Nous n’avons probablement pas - et quand je dis « nous », c’est l’ensemble du système depuis de longues années - collectivement pris assez conscience que l'augmentation du nombre de bacheliers devait s'accompagner d'une transformation de l'accès à l'enseignement supérieur. On a considéré pendant trop longtemps que l'université pouvait accueillir tout le monde sans lui donner les moyens de repenser ses formations. Or permettre l'inscription, c'est bien mais permettre la réussite, c’est mieux, surtout s'agissant des étudiants.
L’enjeu aujourd'hui est donc de garantir à ceux qui le souhaitent le droit de suivre des études dans l'enseignement supérieur mais aussi surtout d'aider les futurs bacheliers à construire leur projet, à leur indiquer les efforts supplémentaires qu'ils vont devoir fournir pour accéder à une filière pour laquelle ils peuvent ne pas être suffisamment armés.
L’enjeu est aussi d'augmenter les capacités des filières en tension.
L’enjeu est d'investir massivement dans nos universités car la France, la société française, les Français, les lycéens et leurs parents, les étudiants l'ensemble de notre tissu social doivent avoir confiance dans son enseignement supérieur, dans ses universités et dans l'ensemble du système d'enseignement supérieur. Relever le défi de la compétence, de la formation, de l'intelligence et je dirais même de l'épanouissement intellectuel, est véritablement un défi de société. Nous ne tiendrons notre rang, nous ne préparons notre avenir qu’en faisant ce pari de l'intelligence et de l'épanouissement intellectuel.
C’est la volonté du gouvernement et c'est l'ambition du « plan étudiants » que nous proposons aujourd'hui. Les ministres vont évoquer les points fondamentaux de ce plan, mais je voudrais avant de passer la parole à Madame VIDAL, donner un certain nombre de directions dans lesquelles nous nous inscrivons.

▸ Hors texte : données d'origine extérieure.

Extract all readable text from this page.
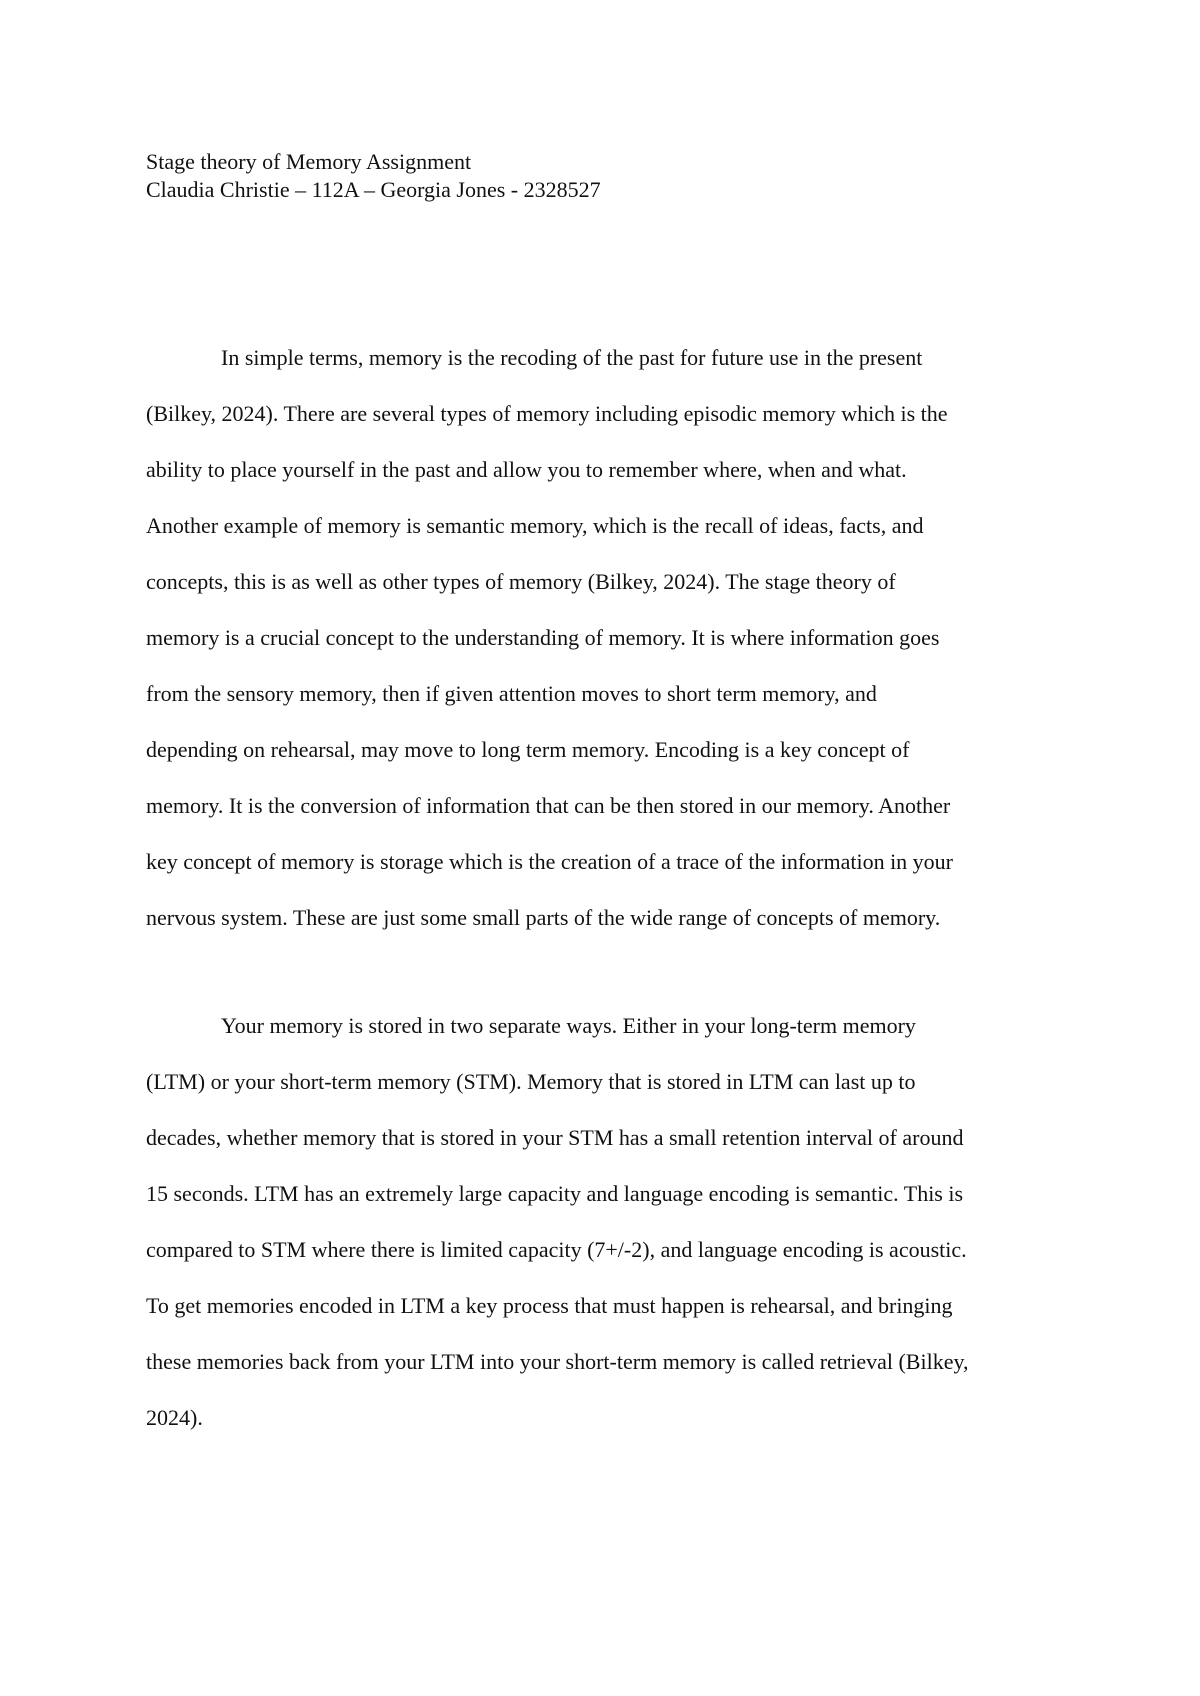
Stage theory of Memory Assignment
Claudia Christie – 112A – Georgia Jones - 2328527
In simple terms, memory is the recoding of the past for future use in the present
(Bilkey, 2024). There are several types of memory including episodic memory which is the
ability to place yourself in the past and allow you to remember where, when and what.
Another example of memory is semantic memory, which is the recall of ideas, facts, and
concepts, this is as well as other types of memory (Bilkey, 2024). The stage theory of
memory is a crucial concept to the understanding of memory. It is where information goes
from the sensory memory, then if given attention moves to short term memory, and
depending on rehearsal, may move to long term memory. Encoding is a key concept of
memory. It is the conversion of information that can be then stored in our memory. Another
key concept of memory is storage which is the creation of a trace of the information in your
nervous system. These are just some small parts of the wide range of concepts of memory.
Your memory is stored in two separate ways. Either in your long-term memory
(LTM) or your short-term memory (STM). Memory that is stored in LTM can last up to
decades, whether memory that is stored in your STM has a small retention interval of around
15 seconds. LTM has an extremely large capacity and language encoding is semantic. This is
compared to STM where there is limited capacity (7+/-2), and language encoding is acoustic.
To get memories encoded in LTM a key process that must happen is rehearsal, and bringing
these memories back from your LTM into your short-term memory is called retrieval (Bilkey,
2024).
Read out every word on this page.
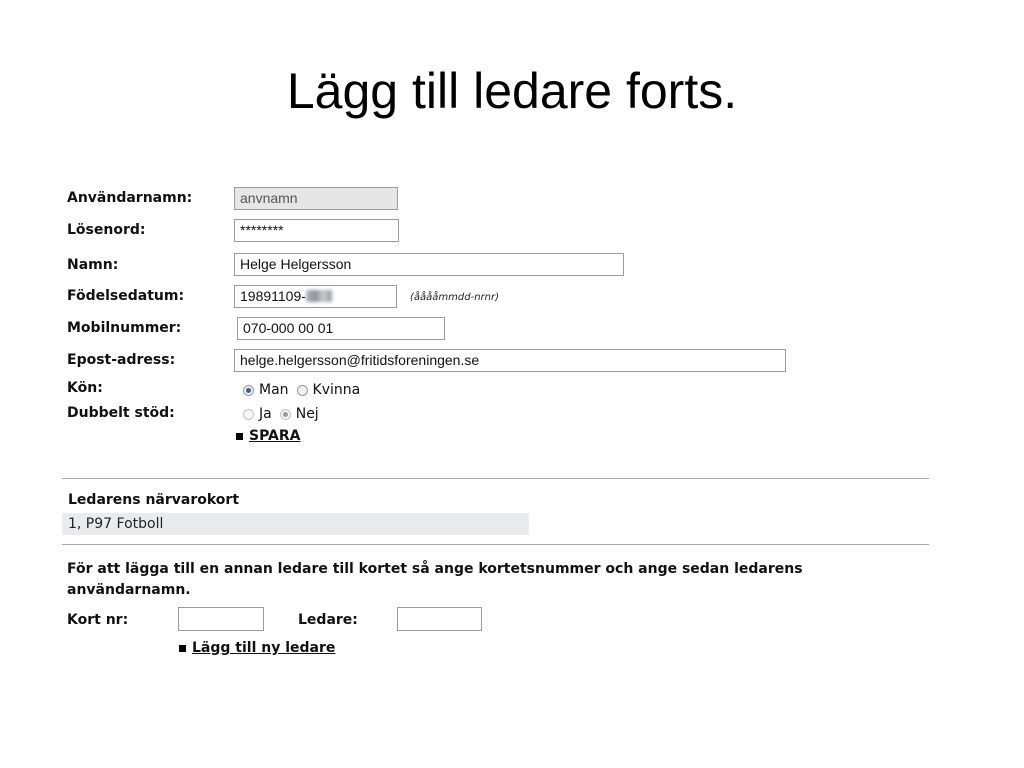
Lägg till ledare forts.
Användarnamn:
Lösenord:
Namn:
Födelsedatum:
Mobilnummer:
Epost-adress:
Kön:
Dubbelt stöd:
anvnamn
********
Helge Helgersson
19891109-	(ååååmmdd-nrnr)
070-000 00 01
helge.helgersson@fritidsforeningen.se
Man Kvinna
Ja Nej
SPARA
Ledarens närvarokort
1, P97 Fotboll
För att lägga till en annan ledare till kortet så ange kortetsnummer och ange sedan ledarens användarnamn.
Kort nr:	Ledare:
Lägg till ny ledare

Le premier axe consiste à aider les lycéens à réussir leur orientation. C'est toujours difficile de faire un choix, surtout quand on est jeune et que l’on est traversé par des envies ou par une absence d'envie et qu'au fond, on a du mal à faire la part entre ce qu'on a entendu de telle ou telle formation et ce qu’on sait véritablement de ce qu'elle est, de ce qu'elle permet, de ce qu'elle exige et de ce qu'elle ouvre comme direction. On peut avoir des envies, on peut en changer. L'exercice d'orientation vers l'enseignement supérieur est un exercice difficile.

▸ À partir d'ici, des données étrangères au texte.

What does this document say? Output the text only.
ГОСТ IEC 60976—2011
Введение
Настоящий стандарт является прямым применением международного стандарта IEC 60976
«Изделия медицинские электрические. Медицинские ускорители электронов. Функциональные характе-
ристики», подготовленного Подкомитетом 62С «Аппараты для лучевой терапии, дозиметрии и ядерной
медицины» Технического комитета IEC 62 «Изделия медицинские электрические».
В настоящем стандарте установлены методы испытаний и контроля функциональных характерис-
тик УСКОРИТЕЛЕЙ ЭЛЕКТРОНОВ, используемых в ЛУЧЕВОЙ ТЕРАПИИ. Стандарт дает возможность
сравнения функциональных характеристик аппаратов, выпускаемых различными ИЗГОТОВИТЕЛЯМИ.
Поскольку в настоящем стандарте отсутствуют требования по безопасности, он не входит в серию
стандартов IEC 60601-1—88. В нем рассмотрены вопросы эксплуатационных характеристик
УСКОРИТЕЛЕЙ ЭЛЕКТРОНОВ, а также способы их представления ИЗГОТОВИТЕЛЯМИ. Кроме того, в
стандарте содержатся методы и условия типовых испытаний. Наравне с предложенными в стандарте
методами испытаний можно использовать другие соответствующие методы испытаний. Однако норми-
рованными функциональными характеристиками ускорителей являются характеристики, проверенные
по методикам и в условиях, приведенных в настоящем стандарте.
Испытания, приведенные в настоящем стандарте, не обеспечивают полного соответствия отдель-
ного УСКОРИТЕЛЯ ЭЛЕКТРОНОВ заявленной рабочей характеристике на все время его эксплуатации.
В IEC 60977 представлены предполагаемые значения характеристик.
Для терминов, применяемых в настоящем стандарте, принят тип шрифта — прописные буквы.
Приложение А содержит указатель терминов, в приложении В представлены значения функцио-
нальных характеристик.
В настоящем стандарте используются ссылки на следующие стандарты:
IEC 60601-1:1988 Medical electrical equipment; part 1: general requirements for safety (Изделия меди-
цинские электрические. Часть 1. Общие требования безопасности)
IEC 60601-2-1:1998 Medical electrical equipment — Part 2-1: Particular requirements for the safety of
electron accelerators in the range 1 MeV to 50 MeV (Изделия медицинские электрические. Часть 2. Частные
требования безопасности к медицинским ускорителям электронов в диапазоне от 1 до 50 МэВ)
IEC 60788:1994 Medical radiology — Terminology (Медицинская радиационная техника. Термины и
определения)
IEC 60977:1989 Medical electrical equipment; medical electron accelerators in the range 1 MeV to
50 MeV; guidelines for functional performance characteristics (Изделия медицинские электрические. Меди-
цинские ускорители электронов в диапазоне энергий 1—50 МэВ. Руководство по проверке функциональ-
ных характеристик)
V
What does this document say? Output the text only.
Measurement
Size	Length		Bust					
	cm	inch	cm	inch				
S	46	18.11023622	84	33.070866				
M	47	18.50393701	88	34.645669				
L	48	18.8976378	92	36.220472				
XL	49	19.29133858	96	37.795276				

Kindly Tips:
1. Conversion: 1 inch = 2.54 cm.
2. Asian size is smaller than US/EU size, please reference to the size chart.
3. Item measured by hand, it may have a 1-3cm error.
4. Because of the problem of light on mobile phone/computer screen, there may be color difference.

Ce choix, il faut l'accompagner, il faut permettre aux lycéens de le murir et pour ça il faut lui donner des moyens. On sait bien que – et c’est cette partie des choses que certains décrivent comme une grande injustice et qui l’est à certains égards - certains peuvent être accompagnés par leur famille ou par leur milieu au moment de faire ce choix parce que les parcours sont mieux connus, parce que les orientations et les pièges parfois de l'orientation sont mieux identifiés. Pour tous les autres, c'est souvent la solitude qui prévaut face à ce choix.
Pour réussir l'orientation, il faut deux choses : il faut des interlocuteurs et il faut des informations. Et pour avoir des interlocuteurs et des informations, il faut lier l’humain et numérique pour donner à la fois une vue panoramique des offres des universités, des offres d'enseignement supérieur qui sont accessibles, de la performance, des conditions dans lesquelles ces offres peuvent être utilisées et puis des conseils individualisés. Le ministre de l'Education nationale vous indiquera comment les lycéens seront mieux accompagnés dès cette année, parce que l'enjeu de l’orientation est essentiel.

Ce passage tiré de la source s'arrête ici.